Presidio County was awarded $650,000 in stimulus to be used in fiscal year 2021-22 and anticipates another round of $650,000 stimulus in FY 2022-23 for a grand total of $1.3 million. That’s a significant amount of extra cash for a county that — despite its massive size and bustling tourism economy — ranks among the state’s poorest. 

County Auditor Patricia Roach explained that the $1.3 million figure was derived from the county’s revenue loss due to COVID-19 in 2020, calculated at $1.1 million. The White House’s official ARP fact sheet explains that these funds are intended for “maintaining vital services” through the aftershocks of budget shortfalls caused by the pandemic. 

Roach and Presidio County Attorney Rod Ponton were on hand to help commissioners brainstorm with a realistic understanding of what these federal funds could be used for. Precinct 2 Commissioner Eloy Aranda was quick to remind those present of a common refrain among Presidio County residents: “We pay our taxes, but our roads are in bad shape.” 

Roach and Ponton explained that the use of these funds for road maintenance within city limits would be a tough sell, as the funds are explicitly marked for county use. A grant commissioner would be appointed down the line to help the commissioners better access the funding.

Precinct 4 Commissioner Buddy Knight brought up the practical concerns of new roofing and climate-controlled storage for the county jail and courthouse, where the bulk of the county’s records are kept. “It’s our responsibility as a county to keep those records safe,” he said. 

County Clerk Florcita Zubia echoed his concerns. “Some of our books are just coming apart,” she said. “And [these records] can decide whether you get a loan or a house.”

Discussion of water infrastructure took up the bulk of the meeting. County Judge Cinderela Guevara floated the idea of a storage tank for potable water, citing the problems navigated by rural communities like Candelaria, plagued by chronic water shortages. 

Commissioner Aranda brought in outside experts to discuss the possibility of using the funds to extend water infrastructure from the city of Presidio to Presidio-Lely Airport, which has been a headache for the county and city government for years. “We do so many lifesaving flights out of Presidio,” said Presidio County Airport Manager Chase Snodgrass. “Right now we’re just hauling water from the city, and it’s not potable water. The airport, to fully function, is going to need water.”
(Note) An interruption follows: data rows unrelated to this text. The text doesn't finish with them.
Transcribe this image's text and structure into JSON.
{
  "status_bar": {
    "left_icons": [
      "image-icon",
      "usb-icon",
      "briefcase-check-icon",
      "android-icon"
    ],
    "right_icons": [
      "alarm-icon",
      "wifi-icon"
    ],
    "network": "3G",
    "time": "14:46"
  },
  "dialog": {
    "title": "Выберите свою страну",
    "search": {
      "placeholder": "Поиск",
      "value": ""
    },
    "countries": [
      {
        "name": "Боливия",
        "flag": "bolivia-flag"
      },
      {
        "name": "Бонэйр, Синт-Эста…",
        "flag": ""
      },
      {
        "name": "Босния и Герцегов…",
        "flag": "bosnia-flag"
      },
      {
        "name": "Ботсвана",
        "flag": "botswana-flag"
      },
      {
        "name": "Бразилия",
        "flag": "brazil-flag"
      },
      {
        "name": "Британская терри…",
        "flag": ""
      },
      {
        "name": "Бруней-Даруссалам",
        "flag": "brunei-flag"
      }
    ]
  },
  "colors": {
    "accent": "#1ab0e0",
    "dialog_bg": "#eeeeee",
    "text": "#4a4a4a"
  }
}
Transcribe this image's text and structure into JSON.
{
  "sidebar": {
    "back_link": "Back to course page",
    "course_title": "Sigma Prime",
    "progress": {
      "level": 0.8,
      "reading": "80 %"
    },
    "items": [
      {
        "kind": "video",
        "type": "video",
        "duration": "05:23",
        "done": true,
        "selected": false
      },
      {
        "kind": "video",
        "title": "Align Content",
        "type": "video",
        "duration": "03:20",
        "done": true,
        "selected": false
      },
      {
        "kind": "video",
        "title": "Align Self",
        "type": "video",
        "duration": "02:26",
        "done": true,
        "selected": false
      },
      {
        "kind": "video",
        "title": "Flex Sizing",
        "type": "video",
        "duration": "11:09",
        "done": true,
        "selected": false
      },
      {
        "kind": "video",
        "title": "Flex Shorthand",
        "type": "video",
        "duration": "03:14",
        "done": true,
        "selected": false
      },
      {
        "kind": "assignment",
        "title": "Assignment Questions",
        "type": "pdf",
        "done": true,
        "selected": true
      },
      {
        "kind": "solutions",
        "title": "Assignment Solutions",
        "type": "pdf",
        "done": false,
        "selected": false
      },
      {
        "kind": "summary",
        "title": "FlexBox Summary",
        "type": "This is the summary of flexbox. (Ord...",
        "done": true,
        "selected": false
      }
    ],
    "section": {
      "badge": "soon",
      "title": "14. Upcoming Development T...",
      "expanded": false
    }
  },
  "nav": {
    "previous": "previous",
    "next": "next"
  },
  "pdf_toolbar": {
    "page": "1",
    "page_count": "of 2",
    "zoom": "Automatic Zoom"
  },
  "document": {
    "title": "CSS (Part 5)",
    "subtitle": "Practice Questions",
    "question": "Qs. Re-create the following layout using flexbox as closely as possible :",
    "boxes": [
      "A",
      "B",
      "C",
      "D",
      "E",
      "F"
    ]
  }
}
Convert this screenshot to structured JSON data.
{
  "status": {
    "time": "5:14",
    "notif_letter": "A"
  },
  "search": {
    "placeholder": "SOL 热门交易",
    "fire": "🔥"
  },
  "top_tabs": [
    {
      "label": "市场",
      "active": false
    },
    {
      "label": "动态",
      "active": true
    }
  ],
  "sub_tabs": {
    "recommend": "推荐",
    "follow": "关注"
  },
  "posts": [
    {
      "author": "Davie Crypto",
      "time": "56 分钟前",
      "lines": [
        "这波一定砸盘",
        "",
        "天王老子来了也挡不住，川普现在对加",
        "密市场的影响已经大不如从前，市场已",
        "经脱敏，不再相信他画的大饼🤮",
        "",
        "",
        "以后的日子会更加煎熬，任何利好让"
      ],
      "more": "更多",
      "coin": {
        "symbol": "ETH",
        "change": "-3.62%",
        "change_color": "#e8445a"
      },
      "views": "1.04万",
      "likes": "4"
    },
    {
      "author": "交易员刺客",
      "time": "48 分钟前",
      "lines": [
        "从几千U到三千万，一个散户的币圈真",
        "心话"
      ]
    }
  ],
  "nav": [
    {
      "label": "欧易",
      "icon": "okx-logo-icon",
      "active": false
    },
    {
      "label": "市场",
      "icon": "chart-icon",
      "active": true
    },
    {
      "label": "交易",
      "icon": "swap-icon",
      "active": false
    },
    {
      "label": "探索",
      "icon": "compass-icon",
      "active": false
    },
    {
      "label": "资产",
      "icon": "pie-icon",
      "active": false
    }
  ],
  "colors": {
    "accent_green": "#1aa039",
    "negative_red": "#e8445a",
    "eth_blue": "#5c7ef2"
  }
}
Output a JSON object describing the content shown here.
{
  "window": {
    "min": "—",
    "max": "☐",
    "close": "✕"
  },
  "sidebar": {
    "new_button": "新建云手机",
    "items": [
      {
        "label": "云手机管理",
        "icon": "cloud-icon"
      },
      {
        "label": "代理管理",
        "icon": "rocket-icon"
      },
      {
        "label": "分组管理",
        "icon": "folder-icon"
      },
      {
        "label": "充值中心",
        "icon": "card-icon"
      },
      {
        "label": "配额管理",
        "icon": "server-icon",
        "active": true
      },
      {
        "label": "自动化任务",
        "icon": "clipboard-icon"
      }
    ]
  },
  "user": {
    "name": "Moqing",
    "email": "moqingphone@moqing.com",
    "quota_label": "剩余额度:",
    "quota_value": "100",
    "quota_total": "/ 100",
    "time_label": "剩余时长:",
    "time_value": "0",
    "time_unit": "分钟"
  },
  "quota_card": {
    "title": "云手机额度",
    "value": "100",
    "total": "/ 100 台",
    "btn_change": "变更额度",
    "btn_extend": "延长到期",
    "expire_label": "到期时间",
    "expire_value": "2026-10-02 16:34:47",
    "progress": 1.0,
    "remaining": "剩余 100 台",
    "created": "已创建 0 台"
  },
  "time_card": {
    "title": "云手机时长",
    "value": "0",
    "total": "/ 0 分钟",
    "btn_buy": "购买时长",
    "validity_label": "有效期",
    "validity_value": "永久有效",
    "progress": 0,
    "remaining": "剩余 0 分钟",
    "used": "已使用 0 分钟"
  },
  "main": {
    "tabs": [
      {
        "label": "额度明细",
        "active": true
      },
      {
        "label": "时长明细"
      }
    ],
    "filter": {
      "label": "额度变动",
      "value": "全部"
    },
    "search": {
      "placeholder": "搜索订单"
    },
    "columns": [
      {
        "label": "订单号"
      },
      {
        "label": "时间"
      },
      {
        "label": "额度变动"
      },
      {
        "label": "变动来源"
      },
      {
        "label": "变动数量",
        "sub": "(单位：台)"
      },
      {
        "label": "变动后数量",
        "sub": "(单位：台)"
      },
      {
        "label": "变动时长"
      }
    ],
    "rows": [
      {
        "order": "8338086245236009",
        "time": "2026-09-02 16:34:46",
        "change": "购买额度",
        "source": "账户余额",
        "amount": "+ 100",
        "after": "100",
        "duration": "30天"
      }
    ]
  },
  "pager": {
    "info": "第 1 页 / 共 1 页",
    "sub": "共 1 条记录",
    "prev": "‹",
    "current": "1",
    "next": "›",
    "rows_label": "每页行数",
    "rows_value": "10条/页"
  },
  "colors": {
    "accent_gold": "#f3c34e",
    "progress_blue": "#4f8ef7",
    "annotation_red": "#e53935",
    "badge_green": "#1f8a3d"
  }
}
That would open up possibilities for a customs office to support more international traffic at the airport and a medical triage station to serve patients waiting for flights or long-distance ambulance journeys to medical care. 

“The biggest expense is just the length,” engineer Ramon Carrasco reminded the commissioners. The piping itself is one of the many products that saw its price balloon during the pandemic, and the existing water infrastructure is about 1.3 miles short of reaching the airport.

Trey Gerfers, chairman of the Presidio County Underground Water Conservation District, closed out the meeting by imploring commissioners to consider “big, bold projects” alongside overdue maintenance concerns. “These are once-in-a-lifetime funds coming at us,” he said. “How can we be ready for these huge droughts that are coming our way?”

Gerfers offered up a few relatively inexpensive ideas, including an aquifer storage and recovery project that captures rainwater during heavy monsoon season storms and stores it underground. The system diverts rainwater from city streets, where it can cause massive damage before evaporating. “It’s like a savings account, but for water,” Gerfers explained. 

“We want better water, cleaner water and more water well into the future,” he said. 

No action was taken at the September 29 workshop, but Presidio County residents can expect these ideas to find their way into agenda meetings down the line as the county makes critical decisions about how to spend their federal windfall.